When another person points out our defects, corruptions, or perversions, we don’t like to hear it. This is a good thing. It shows that we still realize there’s a difference between right and wrong, and we’d rather be right. Yet the fact of sin remains. Any affect of sin is certainly possible for us, and it’s better to have a truthful self-perception or even to repent of any and all guilt than to continue deceiving ourselves about our own nature.
Hearing about our faults makes us feel bad about ourselves. It leads to a negative and more accurate self-image. But we don’t like to feel bad. We don’t like a negative self-image, especially when it’s accurate. We’ll like it much less to be eternally deprived of God’s presence and good gifts, to suffer where there is weeping and gnashing of teeth.

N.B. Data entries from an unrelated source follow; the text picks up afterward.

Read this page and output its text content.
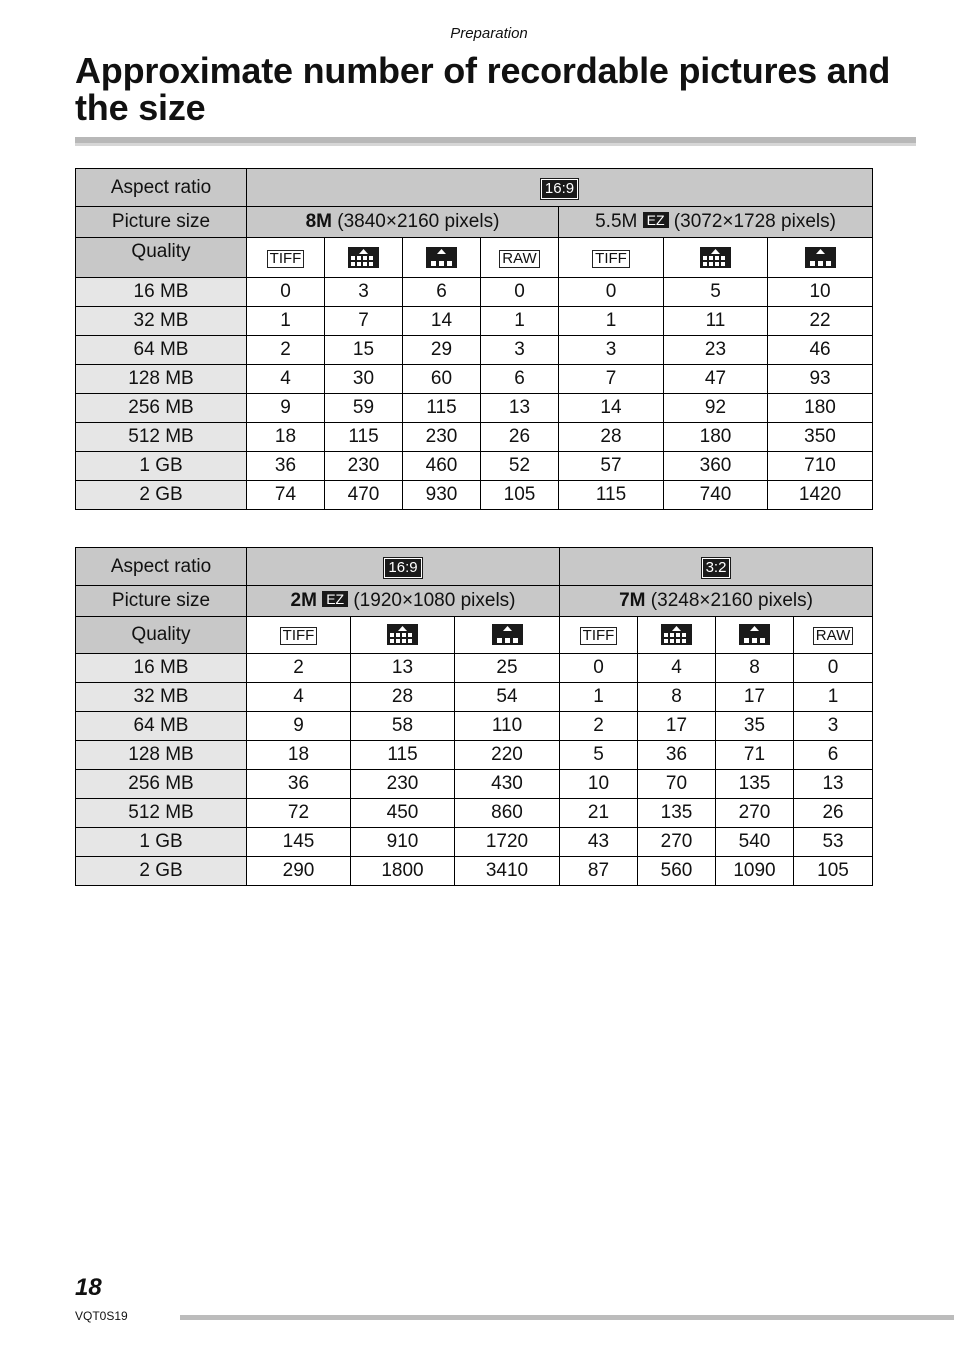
Preparation
Approximate number of recordable pictures and the size
Aspect ratio	16:9						
Picture size	8M (3840×2160 pixels)				5.5M EZ (3072×1728 pixels)		
Quality	TIFF			RAW	TIFF		
16 MB	0	3	6	0	0	5	10
32 MB	1	7	14	1	1	11	22
64 MB	2	15	29	3	3	23	46
128 MB	4	30	60	6	7	47	93
256 MB	9	59	115	13	14	92	180
512 MB	18	115	230	26	28	180	350
1 GB	36	230	460	52	57	360	710
2 GB	74	470	930	105	115	740	1420
Aspect ratio	16:9			3:2			
Picture size	2M EZ (1920×1080 pixels)			7M (3248×2160 pixels)			
Quality	TIFF			TIFF			RAW
16 MB	2	13	25	0	4	8	0
32 MB	4	28	54	1	8	17	1
64 MB	9	58	110	2	17	35	3
128 MB	18	115	220	5	36	71	6
256 MB	36	230	430	10	70	135	13
512 MB	72	450	860	21	135	270	26
1 GB	145	910	1720	43	270	540	53
2 GB	290	1800	3410	87	560	1090	105
18
VQT0S19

The answer to all of this is found in the one human who has no sin, but suffered anyway to atone for our guilt before God. In Christ Jesus and nowhere else do we find healing for all of the pathologies we suffer: physical, emotional, mental, and spiritual. He doesn’t cause limbs to regenerate each Sunday. He doesn’t deliver us from our inclination to disordered affections all at once. St. Paul prayed that He would take away the thorn in his flesh, but the Lord answered, “My grace is sufficient for you, for my strength is made perfect in weakness.”
Our weaknesses then becomes strengths and blessings through Jesus Christ. We can repent of our guilt, resist sin, and live with a good conscience, while also having an accurate understanding of who and what we are as beloved creatures of God. Jesus calls it “bearing a cross.” The day is coming when we will lay these crosses down. All the effects of sin will be gone. We will be fully comfortable in our own skins, because they will be perfect and untainted. The same goes for our minds, emotions, souls, and spirits. We will be and remain in the glorious presence of God, and Jesus will wipe away every tear.